This repo contains the ML part for a psychology Virtual Assistant app.
The challenge was to create a virtual assistant that helps children and their parents to cope with stress, mental hardships. The core of our application is a chatbot, which provides assistance to the user, gives them instructions on how to deal with suicidal thoughts, panic attacks.
Both the ML and backend parts were written in Python, using watsonx.ai API, langchain, openai and Django respectively. The frontend part was written in HTML, CSS and JavaScript. MongoDB and PostgreSQL were used as our databases.
The model used (LLama2, 70B) was provided to us by the IBM WatsonX.ai API. In total, four models were used. For answering prompts: one for translating the input from a user (polish to english), one for generating a response for the translated input (the core model) and one for translating the previously generated response. For detecting the sentiment of prompts only one model was used; ultimately, it determined the behaviour of the core model based on the current message sentiment (the sentiment was detected continuously). Core model states included 'HAPPY', 'SAD', 'ANGRY', 'FRIENDLY' (a regular conversation).

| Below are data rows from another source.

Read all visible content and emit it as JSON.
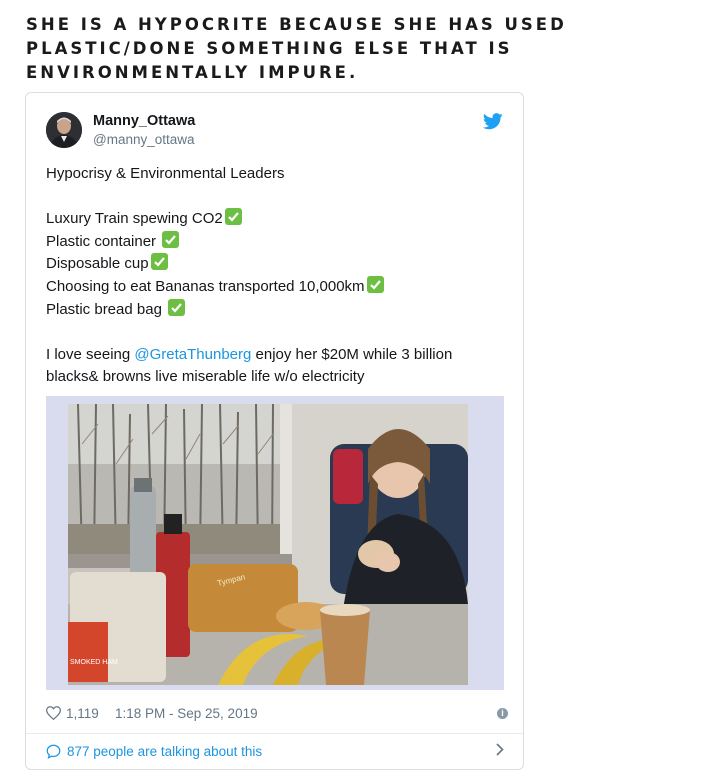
{
  "headline": "SHE IS A HYPOCRITE BECAUSE SHE HAS USED PLASTIC/DONE SOMETHING ELSE THAT IS ENVIRONMENTALLY IMPURE.",
  "tweet": {
    "display_name": "Manny_Ottawa",
    "handle": "@manny_ottawa",
    "line_title": "Hypocrisy & Environmental Leaders",
    "checklist": [
      "Luxury Train spewing CO2",
      "Plastic container ",
      "Disposable cup",
      "Choosing to eat Bananas transported 10,000km",
      "Plastic bread bag "
    ],
    "closing_before": "I love seeing ",
    "mention": "@GretaThunberg",
    "closing_after": " enjoy her $20M while 3 billion",
    "closing_line2": "blacks& browns live miserable life w/o electricity",
    "likes": "1,119",
    "timestamp": "1:18 PM - Sep 25, 2019",
    "talking": "877 people are talking about this"
  },
  "colors": {
    "link": "#1b95e0",
    "twitter_blue": "#1da1f2",
    "check_green": "#6cbf42",
    "muted": "#657786"
  },
  "icons": {
    "brand": "twitter-bird-icon",
    "like": "heart-icon",
    "info": "info-icon",
    "reply": "speech-bubble-icon",
    "more": "chevron-right-icon",
    "check": "check-mark-icon"
  },
  "photo_text": {
    "jar_label": "SMOKED HAM",
    "bread_bag_label": "Tympan"
  }
}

The above figure illustrates the pipeline of our project. First, a prompt is received from the user. Then, the frontend sends it to the backend, and the latter sends the vectorized prompt to MongoDB. From the latter, the backend pulls out chat history (also vectorized), and sends it to the model. Then, the model sends its response to the backend that sends the current prompt + answer to the database. The answer goes all the way back to the frontend for the user to see.